Medicare, they decided, would now refuse to pay for long-term, high-dose prescriptions; a rule to that effect is expected to be approved April 2. Some medical experts have praised the regulation as a check on addiction.
But the proposal has also drawn a broad and clamorous blowback from many people who would be directly affected by it, including patients with chronic pain, primary care doctors and experts in pain management and addiction medicine.
Critics say the rule would inject the government into the doctorpatient relationship and could throw patients who lost access to the drugs into withdrawal or even provoke them to buy dangerous street drugs. Although the number of opioid prescriptions has been declining since 2011, they noted, the rate of overdoses attributed to the painkillers and, increasingly, illegal fentanyl and heroin, has escalated.
“The decision to taper opioids should be based on whether the benefits for pain and function outweigh the harm for that patient,” said Dr. Joanna L. Starrels, an opioid researcher and associate professor at Albert Einstein College of Medicine. “That takes a lot of clinical judgment. It’s individualized and nuanced. We can’t codify it with an arbitrary threshold.”
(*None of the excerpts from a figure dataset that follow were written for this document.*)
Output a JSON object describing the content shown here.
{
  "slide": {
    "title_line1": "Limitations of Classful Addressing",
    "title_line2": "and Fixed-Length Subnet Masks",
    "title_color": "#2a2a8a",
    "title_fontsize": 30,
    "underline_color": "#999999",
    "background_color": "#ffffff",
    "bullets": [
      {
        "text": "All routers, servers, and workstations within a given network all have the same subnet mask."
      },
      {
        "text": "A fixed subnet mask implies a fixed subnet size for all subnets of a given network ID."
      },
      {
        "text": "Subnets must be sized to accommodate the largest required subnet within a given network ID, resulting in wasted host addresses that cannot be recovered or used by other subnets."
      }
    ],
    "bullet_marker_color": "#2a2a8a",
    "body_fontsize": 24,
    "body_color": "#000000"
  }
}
Underlying the debate is a fundamental dilemma: how to curb access to the addictive drugs while ensuring that patients who need them can continue treatment.
The rule means Medicare would deny coverage for more than seven days of prescriptions equivalent to 90 milligrams or more of morphine daily, except for patients with cancer or in hospice.
According to Demetrios Kouzoukas, the principal deputy administrator for Medicare, it aims to further reduce the risk of participants “becoming addicted to or overdosing on opioids while still maintaining their access to important treatment options.”
The Centers for Medicare and Medicaid Services estimates that about 1.6 million patients currently have prescriptions at or above those levels. The rule, if approved as expected at the end of a required comment and review period, would take effect on Jan. 1, 2019.
A Medicare official who would speak only on background said that the limit for monthly high doses was intended not only to catch doctors who overprescribe, but also to monitor patients who, wittingly or not, accumulate opioid prescriptions from several doctors.
But it falls to pharmacists to be the bad-news messengers. James DeMicco, a pharmacist in Hackensack, N.J., who specializes in pain medications, said that negotiating opioid insurance rejections for patients was already “beyond frustrating.”
According to a draft of the rule, when a high-dose prescription is rejected, a doctor can appeal, asserting medical necessity — although there is no guarantee that the secondary insurer covering the drugs under Medicare would relent.